An alternative to the Chi-Square test, when there are small sample sizes, is the Fisher Exact test. This is more computationally intensive than the Chi-Square test, but can be more appropriate when there are small sample sizes. Unlike with the Chi-Square test, we can perform one sided as well as two sided tests using this method, with the default being two sided. Let’s see what this produces:

Code 
fisher.test(xtab)

    Fisher's Exact Test for Count Data

data:  xtab
p-value = 0.1675
alternative hypothesis: true odds ratio is not equal to 1
95 percent confidence interval:
  0.5182846 52.4512095
sample estimates:
odds ratio 
  4.564976

Here the p-value is slightly smaller than for the Chi-squared test, but slightly larger than for the (one-sided) permutation based p-value. Let’s see what the corresponding p-value is if we specify we want a one-sided test, by setting the alternative argument to "greater":

Code 
fisher.test(xtab, alternative = "greater")

    Fisher's Exact Test for Count Data

data:  xtab
p-value = 0.1132
alternative hypothesis: true odds ratio is greater than 1
95 percent confidence interval:
 0.6835727       Inf
sample estimates:
odds ratio 
  4.564976

This time, we get a p value of 0.113, which is much closer to the permutation-based one-sided p-value of 0.103 we derived previously.

Summary

In this post we’ve used only Base R functions to understand the intuition and implementation of permutation based tests for trying to either reject or not reject the Null hypothesis. Permutation methods, like bootstrapping, fall under the broader umbrella of resampling methods, and are immensely versatile and applicable to a great many types of data and question.

Approaches like these are sometimes referred to as ‘Hacker Stats’, as being able to implement them correctly depends much more on having some computer science knowledge - such as for loops or equivalent - than much knowledge of statistical methods and tests. In this example I happened to know of a couple of classic conventional statistical tests that were broadly appropriate to the type of question we were trying to answer, but a reasonable programmer, once they understand the intuition behind the approach, would be able to produce a p-value and Null distribution in the way I did, and get to roughly the right answer even without knowing or implementing either of the classical statistical methods shown here.

From my perspective, I don’t think it’s a case of either-or when it comes to which kind of approach we use - Hacker Stats or ‘Proper’ Stats.

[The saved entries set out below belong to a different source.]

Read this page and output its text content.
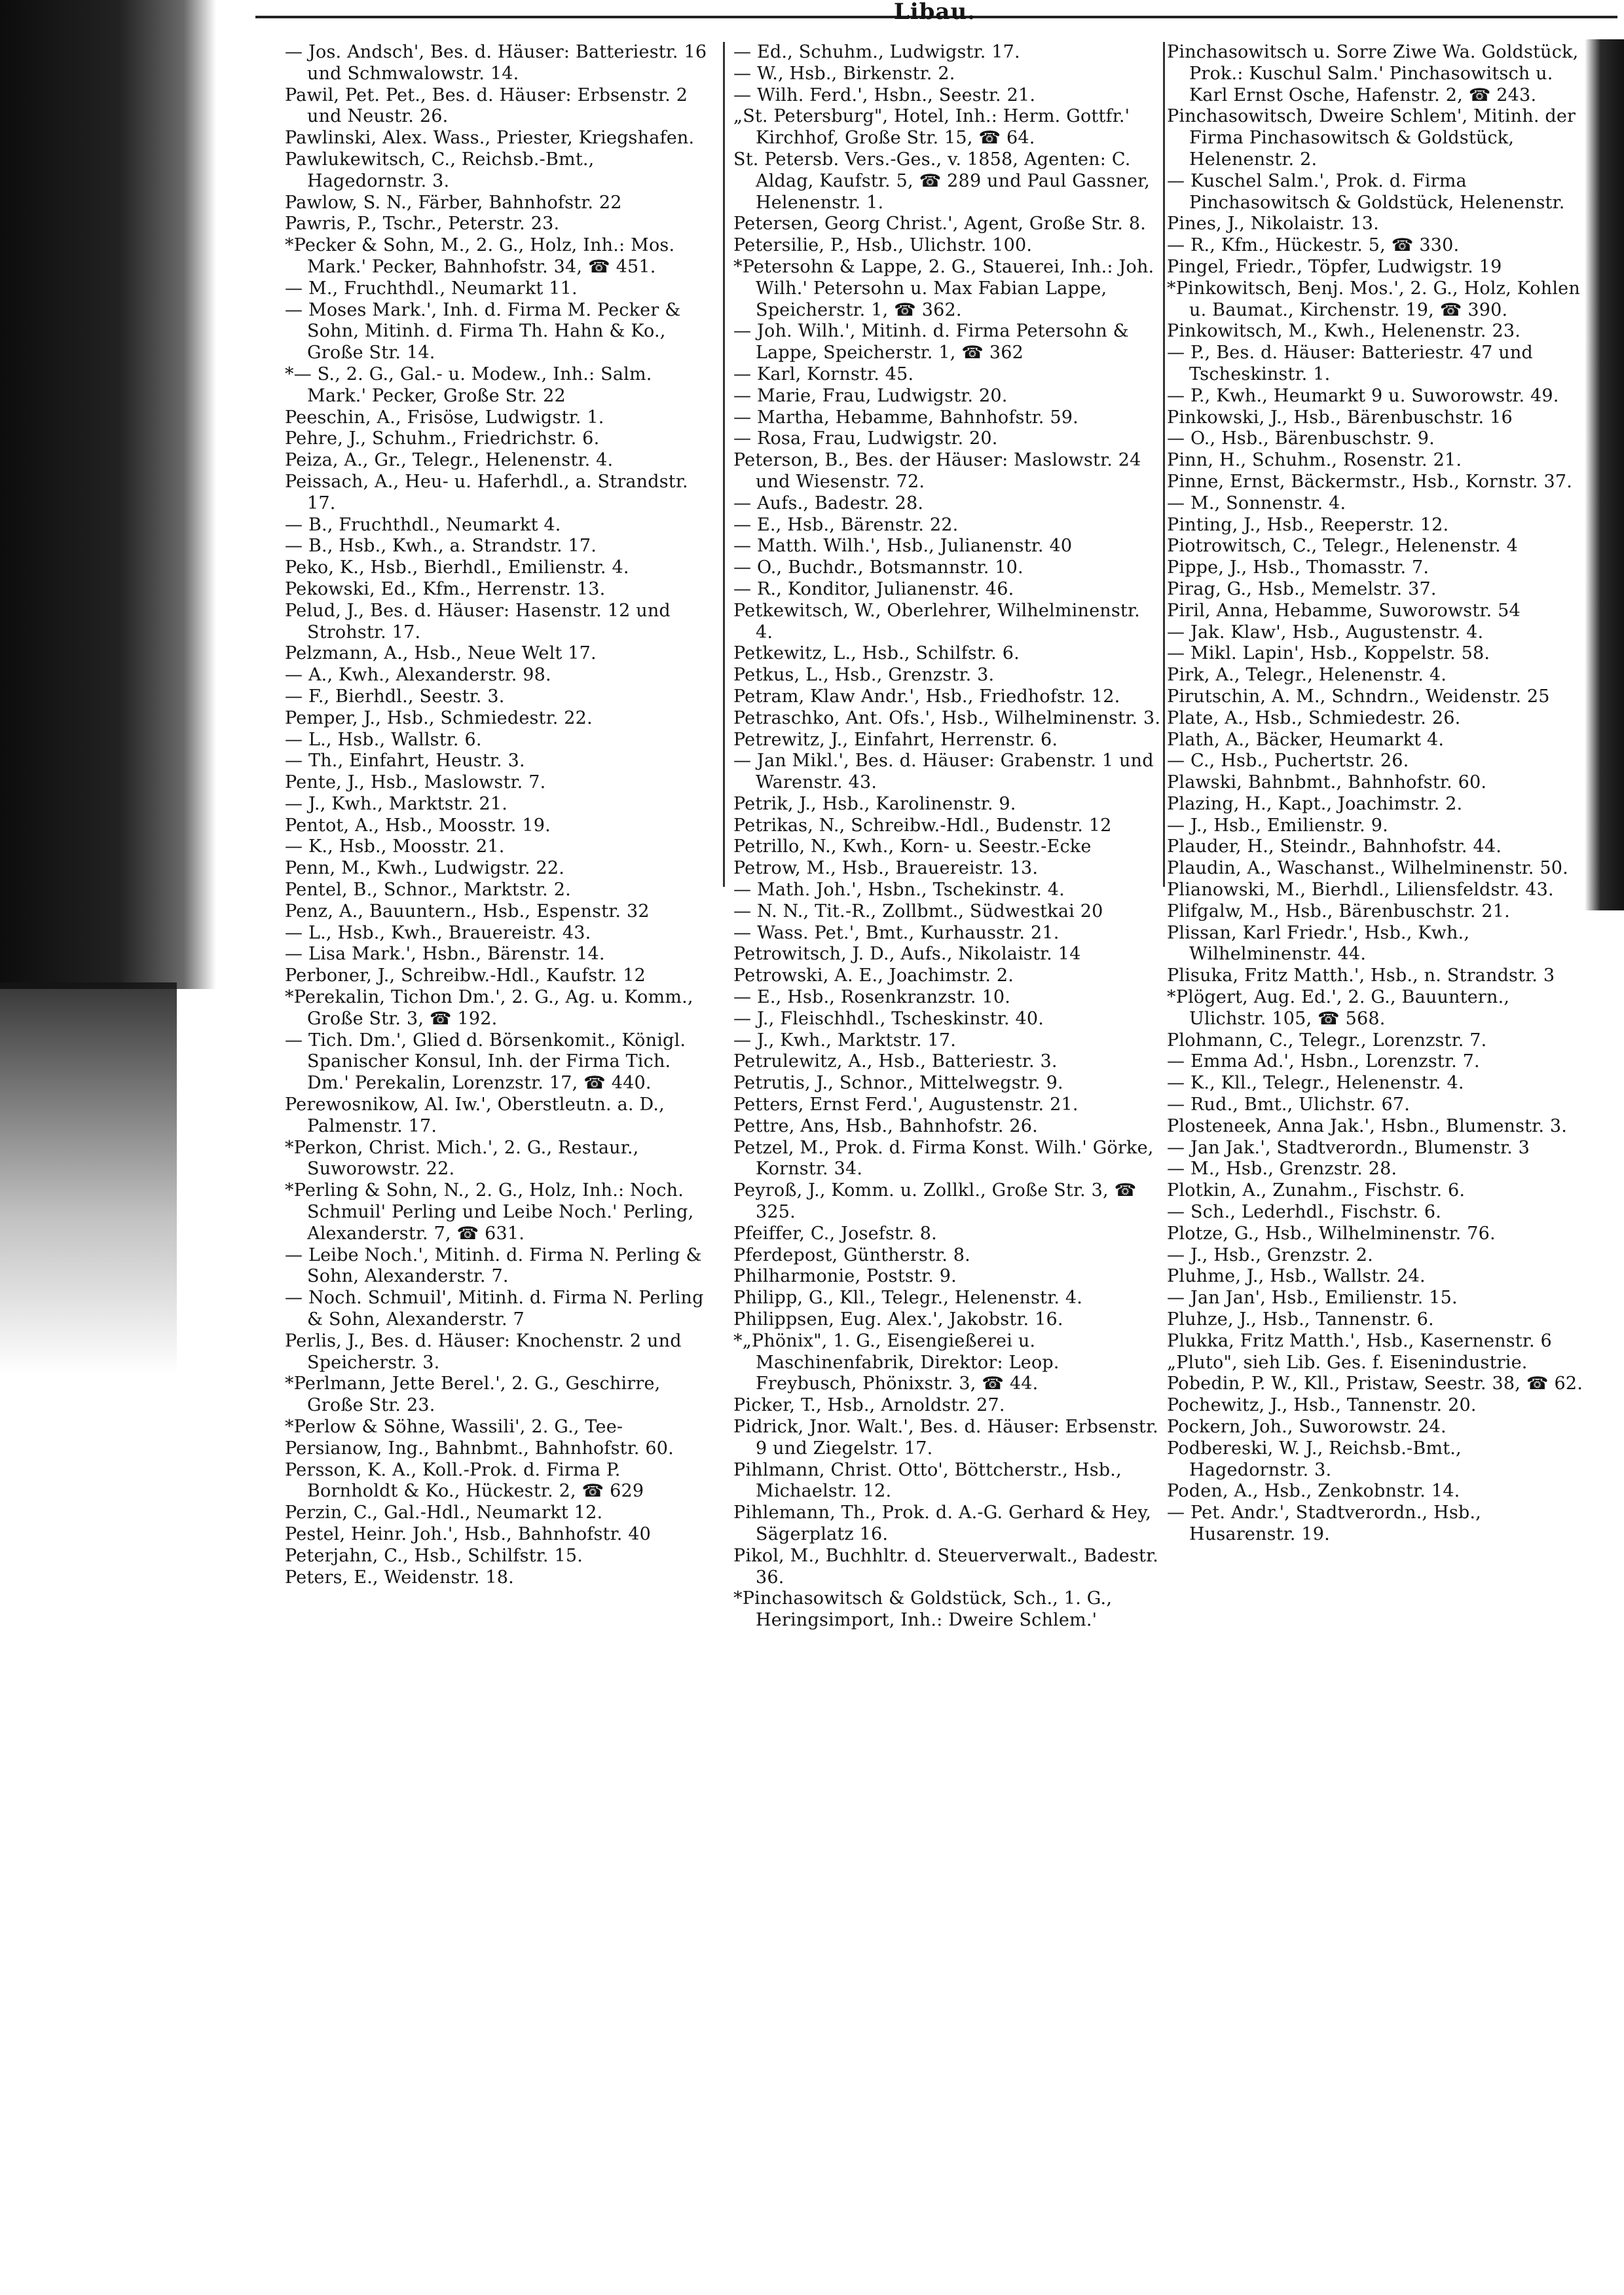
Libau.
— Jos. Andsch', Bes. d. Häuser: Batteriestr. 16 und Schmwalowstr. 14.
Pawil, Pet. Pet., Bes. d. Häuser: Erbsenstr. 2 und Neustr. 26.
Pawlinski, Alex. Wass., Priester, Kriegshafen.
Pawlukewitsch, C., Reichsb.-Bmt., Hagedornstr. 3.
Pawlow, S. N., Färber, Bahnhofstr. 22
Pawris, P., Tschr., Peterstr. 23.
*Pecker & Sohn, M., 2. G., Holz, Inh.: Mos. Mark.' Pecker, Bahnhofstr. 34, ☎ 451.
— M., Fruchthdl., Neumarkt 11.
— Moses Mark.', Inh. d. Firma M. Pecker & Sohn, Mitinh. d. Firma Th. Hahn & Ko., Große Str. 14.
*— S., 2. G., Gal.- u. Modew., Inh.: Salm. Mark.' Pecker, Große Str. 22
Peeschin, A., Frisöse, Ludwigstr. 1.
Pehre, J., Schuhm., Friedrichstr. 6.
Peiza, A., Gr., Telegr., Helenenstr. 4.
Peissach, A., Heu- u. Haferhdl., a. Strandstr. 17.
— B., Fruchthdl., Neumarkt 4.
— B., Hsb., Kwh., a. Strandstr. 17.
Peko, K., Hsb., Bierhdl., Emilienstr. 4.
Pekowski, Ed., Kfm., Herrenstr. 13.
Pelud, J., Bes. d. Häuser: Hasenstr. 12 und Strohstr. 17.
Pelzmann, A., Hsb., Neue Welt 17.
— A., Kwh., Alexanderstr. 98.
— F., Bierhdl., Seestr. 3.
Pemper, J., Hsb., Schmiedestr. 22.
— L., Hsb., Wallstr. 6.
— Th., Einfahrt, Heustr. 3.
Pente, J., Hsb., Maslowstr. 7.
— J., Kwh., Marktstr. 21.
Pentot, A., Hsb., Moosstr. 19.
— K., Hsb., Moosstr. 21.
Penn, M., Kwh., Ludwigstr. 22.
Pentel, B., Schnor., Marktstr. 2.
Penz, A., Bauuntern., Hsb., Espenstr. 32
— L., Hsb., Kwh., Brauereistr. 43.
— Lisa Mark.', Hsbn., Bärenstr. 14.
Perboner, J., Schreibw.-Hdl., Kaufstr. 12
*Perekalin, Tichon Dm.', 2. G., Ag. u. Komm., Große Str. 3, ☎ 192.
— Tich. Dm.', Glied d. Börsenkomit., Königl. Spanischer Konsul, Inh. der Firma Tich. Dm.' Perekalin, Lorenzstr. 17, ☎ 440.
Perewosnikow, Al. Iw.', Oberstleutn. a. D., Palmenstr. 17.
*Perkon, Christ. Mich.', 2. G., Restaur., Suworowstr. 22.
*Perling & Sohn, N., 2. G., Holz, Inh.: Noch. Schmuil' Perling und Leibe Noch.' Perling, Alexanderstr. 7, ☎ 631.
— Leibe Noch.', Mitinh. d. Firma N. Perling & Sohn, Alexanderstr. 7.
— Noch. Schmuil', Mitinh. d. Firma N. Perling & Sohn, Alexanderstr. 7
Perlis, J., Bes. d. Häuser: Knochenstr. 2 und Speicherstr. 3.
*Perlmann, Jette Berel.', 2. G., Geschirre, Große Str. 23.
*Perlow & Söhne, Wassili', 2. G., Tee-
Persianow, Ing., Bahnbmt., Bahnhofstr. 60.
Persson, K. A., Koll.-Prok. d. Firma P. Bornholdt & Ko., Hückestr. 2, ☎ 629
Perzin, C., Gal.-Hdl., Neumarkt 12.
Pestel, Heinr. Joh.', Hsb., Bahnhofstr. 40
Peterjahn, C., Hsb., Schilfstr. 15.
Peters, E., Weidenstr. 18.
— Ed., Schuhm., Ludwigstr. 17.
— W., Hsb., Birkenstr. 2.
— Wilh. Ferd.', Hsbn., Seestr. 21.
„St. Petersburg", Hotel, Inh.: Herm. Gottfr.' Kirchhof, Große Str. 15, ☎ 64.
St. Petersb. Vers.-Ges., v. 1858, Agenten: C. Aldag, Kaufstr. 5, ☎ 289 und Paul Gassner, Helenenstr. 1.
Petersen, Georg Christ.', Agent, Große Str. 8.
Petersilie, P., Hsb., Ulichstr. 100.
*Petersohn & Lappe, 2. G., Stauerei, Inh.: Joh. Wilh.' Petersohn u. Max Fabian Lappe, Speicherstr. 1, ☎ 362.
— Joh. Wilh.', Mitinh. d. Firma Petersohn & Lappe, Speicherstr. 1, ☎ 362
— Karl, Kornstr. 45.
— Marie, Frau, Ludwigstr. 20.
— Martha, Hebamme, Bahnhofstr. 59.
— Rosa, Frau, Ludwigstr. 20.
Peterson, B., Bes. der Häuser: Maslowstr. 24 und Wiesenstr. 72.
— Aufs., Badestr. 28.
— E., Hsb., Bärenstr. 22.
— Matth. Wilh.', Hsb., Julianenstr. 40
— O., Buchdr., Botsmannstr. 10.
— R., Konditor, Julianenstr. 46.
Petkewitsch, W., Oberlehrer, Wilhelminenstr. 4.
Petkewitz, L., Hsb., Schilfstr. 6.
Petkus, L., Hsb., Grenzstr. 3.
Petram, Klaw Andr.', Hsb., Friedhofstr. 12.
Petraschko, Ant. Ofs.', Hsb., Wilhelminenstr. 3.
Petrewitz, J., Einfahrt, Herrenstr. 6.
— Jan Mikl.', Bes. d. Häuser: Grabenstr. 1 und Warenstr. 43.
Petrik, J., Hsb., Karolinenstr. 9.
Petrikas, N., Schreibw.-Hdl., Budenstr. 12
Petrillo, N., Kwh., Korn- u. Seestr.-Ecke
Petrow, M., Hsb., Brauereistr. 13.
— Math. Joh.', Hsbn., Tschekinstr. 4.
— N. N., Tit.-R., Zollbmt., Südwestkai 20
— Wass. Pet.', Bmt., Kurhausstr. 21.
Petrowitsch, J. D., Aufs., Nikolaistr. 14
Petrowski, A. E., Joachimstr. 2.
— E., Hsb., Rosenkranzstr. 10.
— J., Fleischhdl., Tscheskinstr. 40.
— J., Kwh., Marktstr. 17.
Petrulewitz, A., Hsb., Batteriestr. 3.
Petrutis, J., Schnor., Mittelwegstr. 9.
Petters, Ernst Ferd.', Augustenstr. 21.
Pettre, Ans, Hsb., Bahnhofstr. 26.
Petzel, M., Prok. d. Firma Konst. Wilh.' Görke, Kornstr. 34.
Peyroß, J., Komm. u. Zollkl., Große Str. 3, ☎ 325.
Pfeiffer, C., Josefstr. 8.
Pferdepost, Güntherstr. 8.
Philharmonie, Poststr. 9.
Philipp, G., Kll., Telegr., Helenenstr. 4.
Philippsen, Eug. Alex.', Jakobstr. 16.
*„Phönix", 1. G., Eisengießerei u. Maschinenfabrik, Direktor: Leop. Freybusch, Phönixstr. 3, ☎ 44.
Picker, T., Hsb., Arnoldstr. 27.
Pidrick, Jnor. Walt.', Bes. d. Häuser: Erbsenstr. 9 und Ziegelstr. 17.
Pihlmann, Christ. Otto', Böttcherstr., Hsb., Michaelstr. 12.
Pihlemann, Th., Prok. d. A.-G. Gerhard & Hey, Sägerplatz 16.
Pikol, M., Buchhltr. d. Steuerverwalt., Badestr. 36.
*Pinchasowitsch & Goldstück, Sch., 1. G., Heringsimport, Inh.: Dweire Schlem.'
Pinchasowitsch u. Sorre Ziwe Wa. Goldstück, Prok.: Kuschul Salm.' Pinchasowitsch u. Karl Ernst Osche, Hafenstr. 2, ☎ 243.
Pinchasowitsch, Dweire Schlem', Mitinh. der Firma Pinchasowitsch & Goldstück, Helenenstr. 2.
— Kuschel Salm.', Prok. d. Firma Pinchasowitsch & Goldstück, Helenenstr.
Pines, J., Nikolaistr. 13.
— R., Kfm., Hückestr. 5, ☎ 330.
Pingel, Friedr., Töpfer, Ludwigstr. 19
*Pinkowitsch, Benj. Mos.', 2. G., Holz, Kohlen u. Baumat., Kirchenstr. 19, ☎ 390.
Pinkowitsch, M., Kwh., Helenenstr. 23.
— P., Bes. d. Häuser: Batteriestr. 47 und Tscheskinstr. 1.
— P., Kwh., Heumarkt 9 u. Suworowstr. 49.
Pinkowski, J., Hsb., Bärenbuschstr. 16
— O., Hsb., Bärenbuschstr. 9.
Pinn, H., Schuhm., Rosenstr. 21.
Pinne, Ernst, Bäckermstr., Hsb., Kornstr. 37.
— M., Sonnenstr. 4.
Pinting, J., Hsb., Reeperstr. 12.
Piotrowitsch, C., Telegr., Helenenstr. 4
Pippe, J., Hsb., Thomasstr. 7.
Pirag, G., Hsb., Memelstr. 37.
Piril, Anna, Hebamme, Suworowstr. 54
— Jak. Klaw', Hsb., Augustenstr. 4.
— Mikl. Lapin', Hsb., Koppelstr. 58.
Pirk, A., Telegr., Helenenstr. 4.
Pirutschin, A. M., Schndrn., Weidenstr. 25
Plate, A., Hsb., Schmiedestr. 26.
Plath, A., Bäcker, Heumarkt 4.
— C., Hsb., Puchertstr. 26.
Plawski, Bahnbmt., Bahnhofstr. 60.
Plazing, H., Kapt., Joachimstr. 2.
— J., Hsb., Emilienstr. 9.
Plauder, H., Steindr., Bahnhofstr. 44.
Plaudin, A., Waschanst., Wilhelminenstr. 50.
Plianowski, M., Bierhdl., Liliensfeldstr. 43.
Plifgalw, M., Hsb., Bärenbuschstr. 21.
Plissan, Karl Friedr.', Hsb., Kwh., Wilhelminenstr. 44.
Plisuka, Fritz Matth.', Hsb., n. Strandstr. 3
*Plögert, Aug. Ed.', 2. G., Bauuntern., Ulichstr. 105, ☎ 568.
Plohmann, C., Telegr., Lorenzstr. 7.
— Emma Ad.', Hsbn., Lorenzstr. 7.
— K., Kll., Telegr., Helenenstr. 4.
— Rud., Bmt., Ulichstr. 67.
Plosteneek, Anna Jak.', Hsbn., Blumenstr. 3.
— Jan Jak.', Stadtverordn., Blumenstr. 3
— M., Hsb., Grenzstr. 28.
Plotkin, A., Zunahm., Fischstr. 6.
— Sch., Lederhdl., Fischstr. 6.
Plotze, G., Hsb., Wilhelminenstr. 76.
— J., Hsb., Grenzstr. 2.
Pluhme, J., Hsb., Wallstr. 24.
— Jan Jan', Hsb., Emilienstr. 15.
Pluhze, J., Hsb., Tannenstr. 6.
Plukka, Fritz Matth.', Hsb., Kasernenstr. 6
„Pluto", sieh Lib. Ges. f. Eisenindustrie.
Pobedin, P. W., Kll., Pristaw, Seestr. 38, ☎ 62.
Pochewitz, J., Hsb., Tannenstr. 20.
Pockern, Joh., Suworowstr. 24.
Podbereski, W. J., Reichsb.-Bmt., Hagedornstr. 3.
Poden, A., Hsb., Zenkobnstr. 14.
— Pet. Andr.', Stadtverordn., Hsb., Husarenstr. 19.
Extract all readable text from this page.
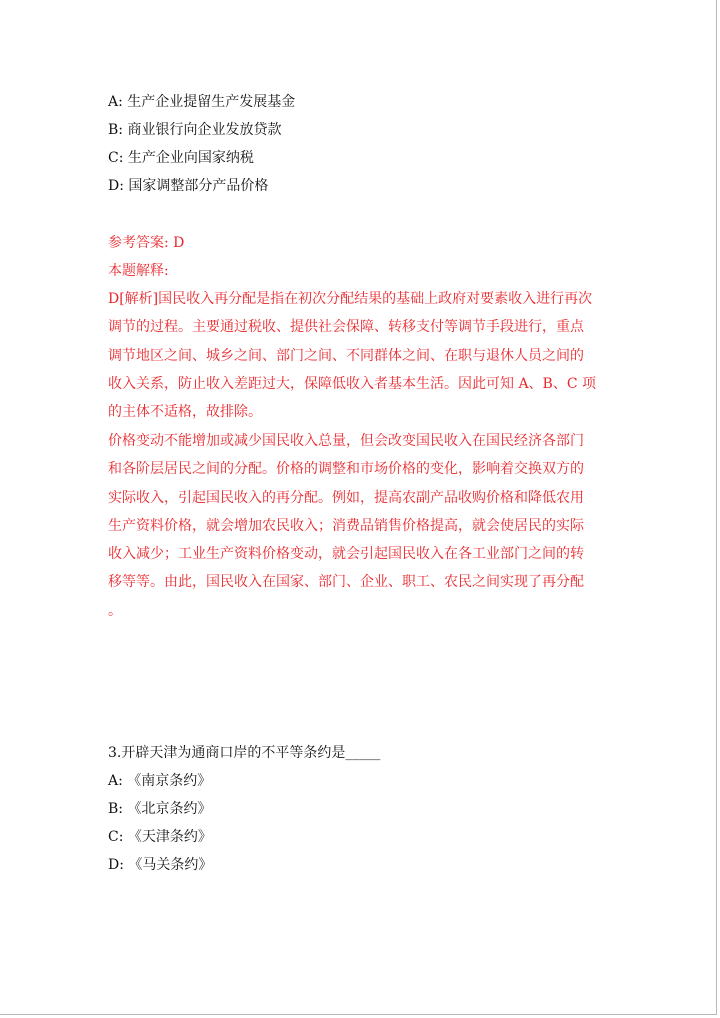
A: 生产企业提留生产发展基金
B: 商业银行向企业发放贷款
C: 生产企业向国家纳税
D: 国家调整部分产品价格
参考答案: D
本题解释:
D[解析]国民收入再分配是指在初次分配结果的基础上政府对要素收入进行再次
调节的过程。主要通过税收、提供社会保障、转移支付等调节手段进行，重点
调节地区之间、城乡之间、部门之间、不同群体之间、在职与退休人员之间的
收入关系，防止收入差距过大，保障低收入者基本生活。因此可知 A、B、C 项
的主体不适格，故排除。
价格变动不能增加或减少国民收入总量，但会改变国民收入在国民经济各部门
和各阶层居民之间的分配。价格的调整和市场价格的变化，影响着交换双方的
实际收入，引起国民收入的再分配。例如，提高农副产品收购价格和降低农用
生产资料价格，就会增加农民收入；消费品销售价格提高，就会使居民的实际
收入减少；工业生产资料价格变动，就会引起国民收入在各工业部门之间的转
移等等。由此，国民收入在国家、部门、企业、职工、农民之间实现了再分配
。
3.开辟天津为通商口岸的不平等条约是_____
A: 《南京条约》
B: 《北京条约》
C: 《天津条约》
D: 《马关条约》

Indeed, I think it’s from these simulation based examples, where we can run a little experiment and see what happens, that we can develop the kind of deep intuition about the Null hypothesis - and so p-values, statistical significance, and the bread-and-butter of a lot of conventional statistical learning - that we need to be effective statisticians. It’s likely only by historical accident, in my view, that Hacker Stats are often only taught later in courses, and classical approaches taught first. Resampling methods can be both the Alpha of statistics, because they help to develop the deep intuitions through clear examples that don’t rely on much algebra, and also the Omega of statistics, because some quantities of interest just aren’t easy (and in some cases may be impossible) to derive analytic solutions to.

Footnotes

  1. Technically, the Chi-Squared test here is two sided, looking for much smaller and much higher values than the Null distribution, whereas in the example below where we used a one-sided test.↩︎